Бородатая не дала ему договорить. С искаженным от бешенства лицом она оттолкнула его в сторону:

– Дурак ты! Дурак! Никто тебя не понимает! От твоих слов они огорчатся, рассердятся и ничего нам не дадут! Щупай им головы, предсказывай им будущее! Развесели их! Утешь!


Раздался крик петуха, и Блаженненький, не открывая глаз, прошептал про себя: «Благословен будь Иисус Христос!» Он еще полежал неподвижно, молясь – просил у господа силы свершить то, что предстояло. В последние дни его немощное тело едва выдерживало постоянное напряжение: часто кружилась голова, а ночью, когда он валился на свой матрас, расстеленный за алтарем в церкви святого Антония, кости ломило так, что он подолгу не мог заснуть и лежал, крепко стиснув зубы, покуда милосердный сон не избавлял его от этой муки. Блаженненький был хрупок и хил, но обладал могучей волей, и телесная слабость второго по значению человека в Канудосе оставалась для всех тайной.

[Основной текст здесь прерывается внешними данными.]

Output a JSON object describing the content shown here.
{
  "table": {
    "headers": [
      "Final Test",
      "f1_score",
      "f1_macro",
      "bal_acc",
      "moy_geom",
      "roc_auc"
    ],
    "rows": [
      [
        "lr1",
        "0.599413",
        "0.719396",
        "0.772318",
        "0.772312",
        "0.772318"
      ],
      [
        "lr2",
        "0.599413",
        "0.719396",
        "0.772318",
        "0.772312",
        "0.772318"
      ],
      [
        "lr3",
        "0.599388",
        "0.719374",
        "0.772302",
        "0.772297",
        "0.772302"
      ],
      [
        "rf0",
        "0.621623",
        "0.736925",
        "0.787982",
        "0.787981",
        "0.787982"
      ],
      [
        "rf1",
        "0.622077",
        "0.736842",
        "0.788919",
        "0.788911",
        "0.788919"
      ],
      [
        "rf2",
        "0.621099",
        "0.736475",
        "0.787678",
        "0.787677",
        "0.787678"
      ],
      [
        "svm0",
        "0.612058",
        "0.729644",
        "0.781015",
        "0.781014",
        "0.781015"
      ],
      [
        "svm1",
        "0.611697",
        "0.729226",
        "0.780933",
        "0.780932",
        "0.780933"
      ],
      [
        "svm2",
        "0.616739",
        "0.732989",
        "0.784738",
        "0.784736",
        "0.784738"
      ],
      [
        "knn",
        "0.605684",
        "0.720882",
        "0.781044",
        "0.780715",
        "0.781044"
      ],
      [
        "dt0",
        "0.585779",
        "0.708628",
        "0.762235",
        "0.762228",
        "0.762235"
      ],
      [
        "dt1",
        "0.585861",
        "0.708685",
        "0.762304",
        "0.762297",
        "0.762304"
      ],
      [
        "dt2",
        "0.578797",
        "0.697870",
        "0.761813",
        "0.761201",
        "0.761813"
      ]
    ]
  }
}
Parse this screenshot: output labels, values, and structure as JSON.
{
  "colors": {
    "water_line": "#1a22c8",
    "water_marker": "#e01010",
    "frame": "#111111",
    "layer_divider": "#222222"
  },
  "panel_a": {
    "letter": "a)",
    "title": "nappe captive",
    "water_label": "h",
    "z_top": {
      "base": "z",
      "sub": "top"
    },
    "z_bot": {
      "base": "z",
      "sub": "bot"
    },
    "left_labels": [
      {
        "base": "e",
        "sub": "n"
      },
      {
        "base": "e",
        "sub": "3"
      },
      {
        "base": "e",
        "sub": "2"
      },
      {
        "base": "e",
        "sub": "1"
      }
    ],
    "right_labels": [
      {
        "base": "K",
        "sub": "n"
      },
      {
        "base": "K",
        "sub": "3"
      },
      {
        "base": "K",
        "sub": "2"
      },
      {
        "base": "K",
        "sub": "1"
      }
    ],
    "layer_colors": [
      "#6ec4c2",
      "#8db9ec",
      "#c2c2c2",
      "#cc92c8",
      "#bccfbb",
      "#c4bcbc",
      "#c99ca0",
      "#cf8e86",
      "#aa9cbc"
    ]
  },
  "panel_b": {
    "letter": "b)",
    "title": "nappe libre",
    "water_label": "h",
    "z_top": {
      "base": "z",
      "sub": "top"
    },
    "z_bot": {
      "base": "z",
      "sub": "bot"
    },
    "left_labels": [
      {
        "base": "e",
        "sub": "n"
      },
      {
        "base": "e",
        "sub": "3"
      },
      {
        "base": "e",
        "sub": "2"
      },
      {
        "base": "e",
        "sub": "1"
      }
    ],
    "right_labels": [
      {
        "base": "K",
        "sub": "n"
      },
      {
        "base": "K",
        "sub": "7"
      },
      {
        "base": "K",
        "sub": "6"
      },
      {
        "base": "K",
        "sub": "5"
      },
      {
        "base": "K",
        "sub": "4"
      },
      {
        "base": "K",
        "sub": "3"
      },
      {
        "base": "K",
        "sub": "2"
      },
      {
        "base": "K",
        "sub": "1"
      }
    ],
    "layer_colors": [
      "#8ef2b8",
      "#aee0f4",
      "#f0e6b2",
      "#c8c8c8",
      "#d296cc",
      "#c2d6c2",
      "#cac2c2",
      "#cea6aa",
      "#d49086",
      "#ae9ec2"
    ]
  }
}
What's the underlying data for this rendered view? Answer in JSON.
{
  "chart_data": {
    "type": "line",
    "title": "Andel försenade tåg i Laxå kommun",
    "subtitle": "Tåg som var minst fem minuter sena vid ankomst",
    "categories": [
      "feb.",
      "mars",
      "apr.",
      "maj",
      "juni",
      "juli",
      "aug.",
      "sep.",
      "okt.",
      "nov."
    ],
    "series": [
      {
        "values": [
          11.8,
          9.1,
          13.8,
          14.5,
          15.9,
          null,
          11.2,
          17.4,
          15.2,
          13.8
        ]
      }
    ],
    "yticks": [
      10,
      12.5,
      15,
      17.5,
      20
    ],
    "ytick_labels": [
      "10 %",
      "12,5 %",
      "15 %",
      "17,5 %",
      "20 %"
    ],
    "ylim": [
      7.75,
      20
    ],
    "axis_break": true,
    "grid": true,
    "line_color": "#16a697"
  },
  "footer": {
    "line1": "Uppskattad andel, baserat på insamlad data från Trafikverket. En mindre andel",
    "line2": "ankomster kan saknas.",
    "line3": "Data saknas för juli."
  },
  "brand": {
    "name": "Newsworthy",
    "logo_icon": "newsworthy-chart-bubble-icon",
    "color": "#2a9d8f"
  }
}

Он открыл глаза. Во второй раз пропел петух, в слуховое оконце пробился свет зари. Блаженненький спал не раздеваясь-в той самой тунике, которую Мария Куадрадо и «ангелицы» без конца латали и штопали. Он надел сандалии, поцеловал висевшие на груди крестик и охранявшую от пули ладанку с изображением сердца Христова, а потом затянул потуже ржавую проволоку, которую носил с того дня, как впервые повстречал Наставника в Помбале, скатал свой матрас и пошел будить спавшего в притворе церкви старика из Шорошо-тот исполнял должность ключаря и ризничего. Открыв глаза, старик пробормотал: «Благословен будь Иисус Христос». «Во веки веков», – ответил Блаженненький и протянул ему плеть: каждое утро он во славу Предвечного совершал обряд бичевания. Стал на колени, и старик десять раз изо всех сил хлестнул его по спине и ягодицам. Блаженненький не издал ни звука. Покончив с этим, оба перекрестились. Так начинался каждый их день.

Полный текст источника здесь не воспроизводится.